It’s so cold in Florida that iguanas are falling from their perches in suburban trees. Temperatures dipped below 40 degrees Fahrenheit early Thursday in parts of South Florida, according to the National Weather Service in Miami. That’s chilly enough to immobilize the green iguanas common in the region. Palm Beach Post columnist Frank Cerabino tweeted a photograph of an iguana lying belly-up next to his swimming pool. But well-meaning residents finding stiffened iguanas are advised to leave them alone, as the animals may feel threatened and bite once they warm up.

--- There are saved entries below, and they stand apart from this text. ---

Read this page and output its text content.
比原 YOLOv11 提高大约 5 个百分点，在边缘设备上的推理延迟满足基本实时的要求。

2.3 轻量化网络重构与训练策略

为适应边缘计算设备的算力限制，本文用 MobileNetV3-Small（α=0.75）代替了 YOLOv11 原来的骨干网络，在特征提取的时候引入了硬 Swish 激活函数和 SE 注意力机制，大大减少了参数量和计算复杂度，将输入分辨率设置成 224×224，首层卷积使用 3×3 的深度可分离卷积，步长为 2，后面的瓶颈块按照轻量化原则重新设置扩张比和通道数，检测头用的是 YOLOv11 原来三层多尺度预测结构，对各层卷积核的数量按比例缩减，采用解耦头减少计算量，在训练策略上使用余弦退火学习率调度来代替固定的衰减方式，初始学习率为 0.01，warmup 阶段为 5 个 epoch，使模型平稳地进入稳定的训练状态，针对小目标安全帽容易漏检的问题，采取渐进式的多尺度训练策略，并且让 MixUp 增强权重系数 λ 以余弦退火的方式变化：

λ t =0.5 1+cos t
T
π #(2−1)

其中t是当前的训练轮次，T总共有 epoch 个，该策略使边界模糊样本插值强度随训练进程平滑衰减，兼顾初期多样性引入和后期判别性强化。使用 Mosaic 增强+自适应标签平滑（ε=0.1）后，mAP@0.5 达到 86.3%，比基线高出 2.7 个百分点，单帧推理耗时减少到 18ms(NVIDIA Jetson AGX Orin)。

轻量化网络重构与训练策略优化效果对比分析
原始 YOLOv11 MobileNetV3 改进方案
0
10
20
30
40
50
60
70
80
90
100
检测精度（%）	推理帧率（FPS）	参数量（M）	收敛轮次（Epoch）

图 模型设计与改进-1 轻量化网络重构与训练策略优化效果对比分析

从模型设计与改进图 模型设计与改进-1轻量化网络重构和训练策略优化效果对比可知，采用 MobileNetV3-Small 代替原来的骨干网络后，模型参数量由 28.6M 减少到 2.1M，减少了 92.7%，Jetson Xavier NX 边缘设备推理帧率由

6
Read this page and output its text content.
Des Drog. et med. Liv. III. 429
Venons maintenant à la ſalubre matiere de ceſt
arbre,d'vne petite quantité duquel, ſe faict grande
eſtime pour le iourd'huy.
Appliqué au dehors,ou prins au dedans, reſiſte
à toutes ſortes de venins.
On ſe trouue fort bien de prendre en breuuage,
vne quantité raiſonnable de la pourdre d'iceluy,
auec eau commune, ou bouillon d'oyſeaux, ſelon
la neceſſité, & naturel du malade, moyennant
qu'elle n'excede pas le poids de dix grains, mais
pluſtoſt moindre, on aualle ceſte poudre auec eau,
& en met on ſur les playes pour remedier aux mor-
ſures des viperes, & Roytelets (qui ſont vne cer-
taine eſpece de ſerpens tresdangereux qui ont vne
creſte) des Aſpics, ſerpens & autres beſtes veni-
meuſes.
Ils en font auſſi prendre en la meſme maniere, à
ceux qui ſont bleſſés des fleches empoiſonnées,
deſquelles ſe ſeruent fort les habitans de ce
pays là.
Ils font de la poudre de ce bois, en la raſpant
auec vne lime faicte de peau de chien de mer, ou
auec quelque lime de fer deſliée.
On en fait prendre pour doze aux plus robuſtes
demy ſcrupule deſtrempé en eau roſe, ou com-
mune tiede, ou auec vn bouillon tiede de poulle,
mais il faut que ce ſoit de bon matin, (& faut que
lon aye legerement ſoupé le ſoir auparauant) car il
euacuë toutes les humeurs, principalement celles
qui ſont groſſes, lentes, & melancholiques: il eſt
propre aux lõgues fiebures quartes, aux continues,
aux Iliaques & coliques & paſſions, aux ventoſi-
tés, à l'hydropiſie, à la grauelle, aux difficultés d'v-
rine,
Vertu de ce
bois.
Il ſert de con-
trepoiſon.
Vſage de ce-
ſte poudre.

“Don’t assume that they’re dead,” said Kristen Sommers, who oversees the nonnative fish and wildlife program for the Florida Fish and Wildlife Conservation Commission. The cold-blooded creatures native to Central and South America start to get sluggish when temperatures fall below 50 degrees Fahrenheit, Sommers said. If temperatures drop below that, iguanas freeze up. “It’s too cold for them to move,” she said. They’re not the only reptiles stunned by this week’s cold snap: Sea turtles also stiffen up when temperatures fall. The wildlife commission’s biologists have been rescuing cold-stunned sea turtles found floating listlessly on the water or near shore, but no such rescue effort is planned for iguanas.